JPMorgan accepte un accord innovant pour tourner la page Madoff

La banque s’apprête à rendre public un accord de «poursuites différées» avec les autorités américaines, assorti de 2 milliards de dollars de pénalités
Antoine Duroyon

Vingt milliards de dollars (14,7 milliards d’euros), c’est la facture juridique globale que JPMorgan aura acquittée au cours des douze derniers mois après la signature d’un énième accord avec les autorités américaines. Selon la presse anglo-saxonne, la banque s’apprête à conclure une transaction de 2 milliards de dollars afin de mettre un terme aux poursuites l’accusant d’avoir ignoré des signaux relatifs au système de Ponzi mis en place par Bernard Madoff.

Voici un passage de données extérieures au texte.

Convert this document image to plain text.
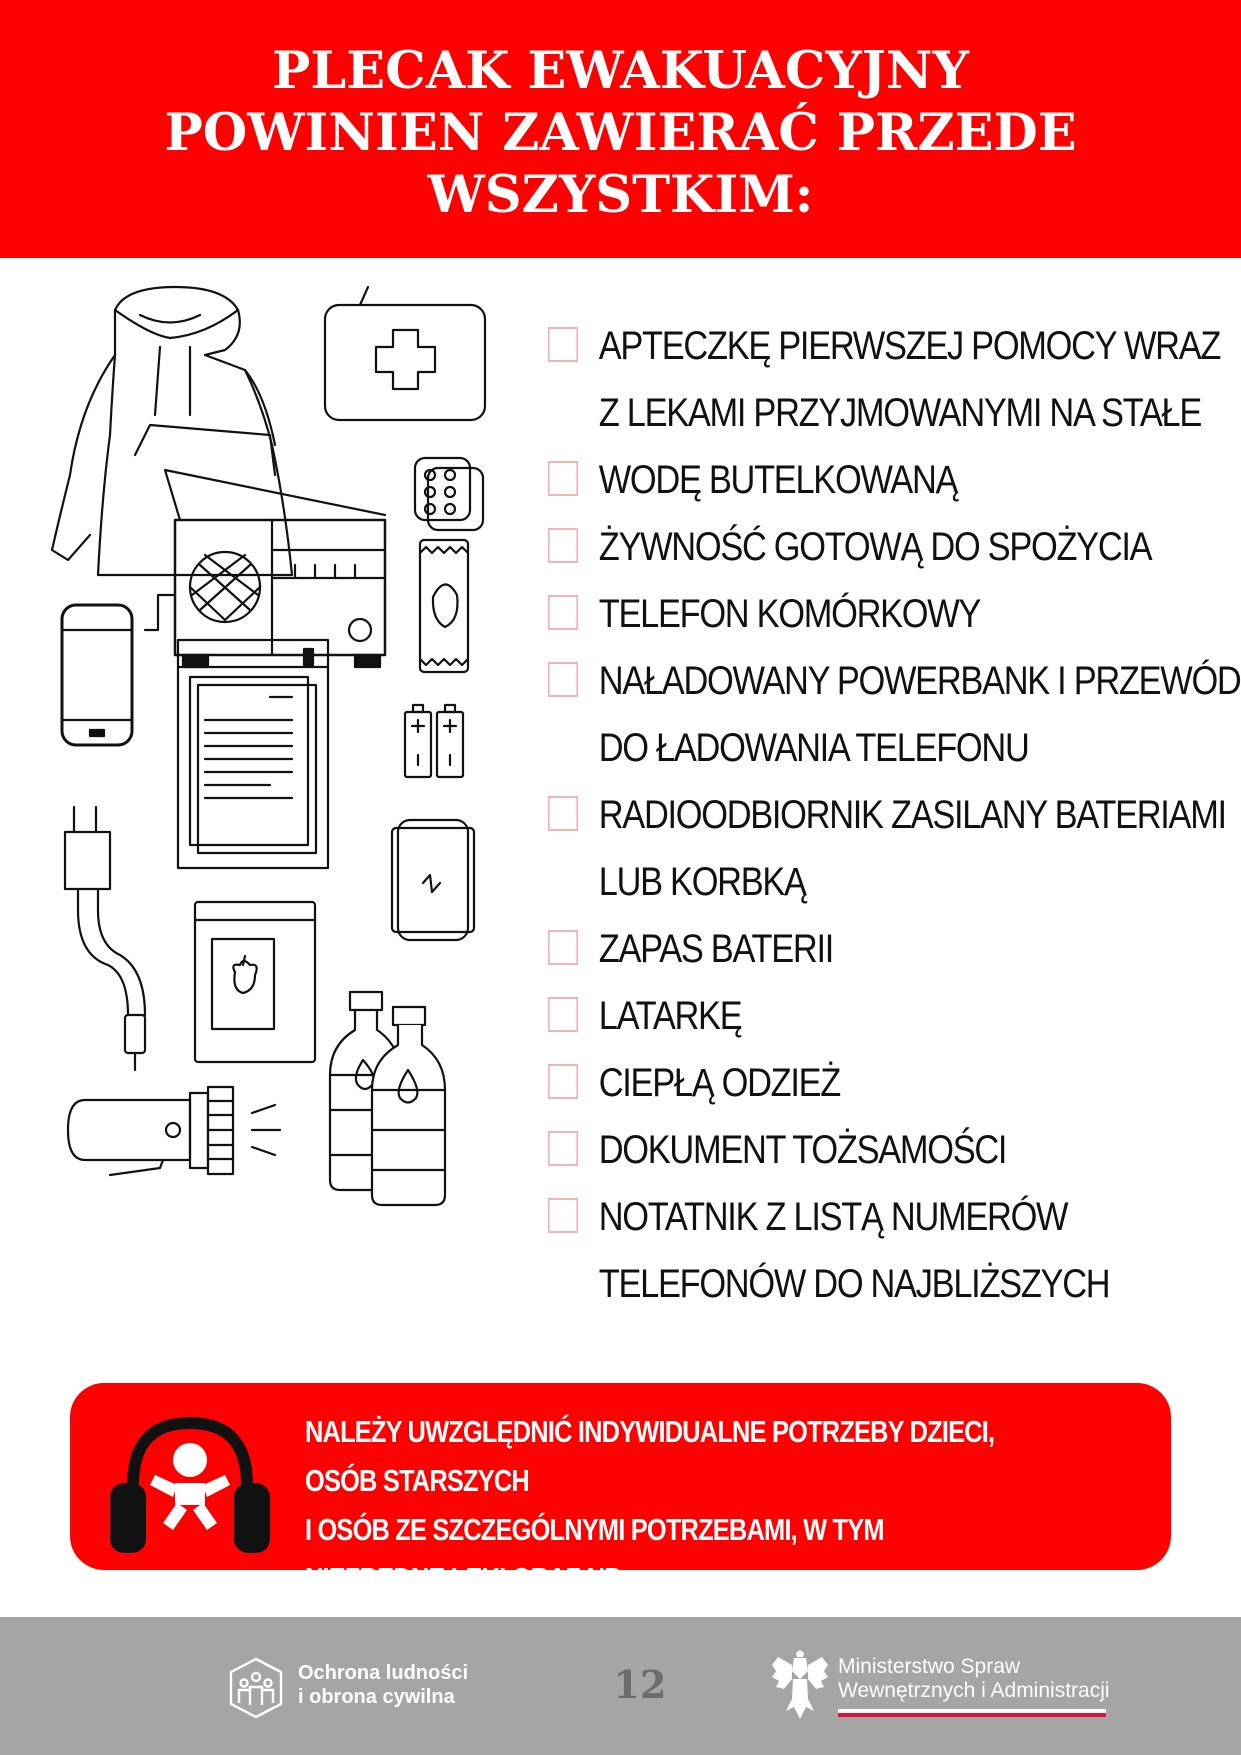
PLECAK EWAKUACYJNY
POWINIEN ZAWIERAĆ PRZEDE
WSZYSTKIM:
APTECZKĘ PIERWSZEJ POMOCY WRAZ
Z LEKAMI PRZYJMOWANYMI NA STAŁE
WODĘ BUTELKOWANĄ
ŻYWNOŚĆ GOTOWĄ DO SPOŻYCIA
TELEFON KOMÓRKOWY
NAŁADOWANY POWERBANK I PRZEWÓD
DO ŁADOWANIA TELEFONU
RADIOODBIORNIK ZASILANY BATERIAMI
LUB KORBKĄ
ZAPAS BATERII
LATARKĘ
CIEPŁĄ ODZIEŻ
DOKUMENT TOŻSAMOŚCI
NOTATNIK Z LISTĄ NUMERÓW
TELEFONÓW DO NAJBLIŻSZYCH

NALEŻY UWZGLĘDNIĆ INDYWIDUALNE POTRZEBY DZIECI, OSÓB STARSZYCH
I OSÓB ZE SZCZEGÓLNYMI POTRZEBAMI, W TYM NIEZBĘDNE LEKI ORAZ NP.

Ochrona ludności
i obrona cywilna	12	Ministerstwo Spraw
Wewnętrznych i Administracji
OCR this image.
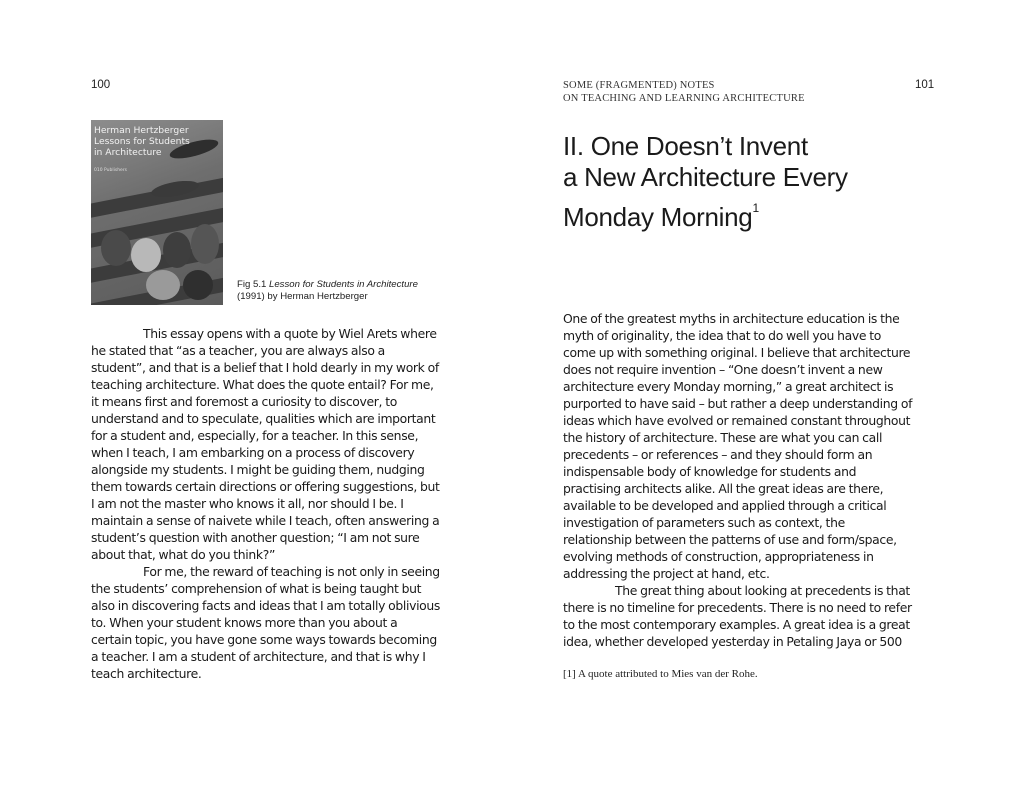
100
Herman Hertzberger
Lessons for Students
in Architecture
010 Publishers
Fig 5.1 Lesson for Students in Architecture
(1991) by Herman Hertzberger

This essay opens with a quote by Wiel Arets where he stated that “as a teacher, you are always also a student”, and that is a belief that I hold dearly in my work of teaching architecture. What does the quote entail? For me, it means first and foremost a curiosity to discover, to understand and to speculate, qualities which are important for a student and, especially, for a teacher. In this sense, when I teach, I am embarking on a process of discovery alongside my students. I might be guiding them, nudging them towards certain directions or offering suggestions, but I am not the master who knows it all, nor should I be. I maintain a sense of naivete while I teach, often answering a student’s question with another question; “I am not sure about that, what do you think?”

For me, the reward of teaching is not only in seeing the students’ comprehension of what is being taught but also in discovering facts and ideas that I am totally oblivious to. When your student knows more than you about a certain topic, you have gone some ways towards becoming a teacher. I am a student of architecture, and that is why I teach architecture.

SOME (FRAGMENTED) NOTES
ON TEACHING AND LEARNING ARCHITECTURE
101
II. One Doesn’t Invent
a New Architecture Every
Monday Morning$^1$

One of the greatest myths in architecture education is the myth of originality, the idea that to do well you have to come up with something original. I believe that architecture does not require invention – “One doesn’t invent a new architecture every Monday morning,” a great architect is purported to have said – but rather a deep understanding of ideas which have evolved or remained constant throughout the history of architecture. These are what you can call precedents – or references – and they should form an indispensable body of knowledge for students and practising architects alike. All the great ideas are there, available to be developed and applied through a critical investigation of parameters such as context, the relationship between the patterns of use and form/space, evolving methods of construction, appropriateness in addressing the project at hand, etc.

The great thing about looking at precedents is that there is no timeline for precedents. There is no need to refer to the most contemporary examples. A great idea is a great idea, whether developed yesterday in Petaling Jaya or 500

[1] A quote attributed to Mies van der Rohe.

Les autorités américaines, qui ont reçu le concours du FBI, reprochent en particulier à l’établissement de ne pas leur avoir soumis de rapport formel sur les agissements présumés de l’escroc américain, démarche qui avait été accomplie auprès des Britanniques.

Fait plutôt inhabituel dans la sphère financière, la banque américaine a accepté le principe d’un «accord de poursuites différées» (deferred prosecution agreement – DPA) avec le procureur fédéral de Manhattan Preet Bharara. Sans équivalent en droit français, ce mécanisme de politique pénale prévoit une extinction des poursuites sous conditions. La société concernée doit ainsi s’acquitter de sanctions financières, reconnaître sa responsabilité sur certains faits et instaurer des mesures destinées à empêcher de futures infractions.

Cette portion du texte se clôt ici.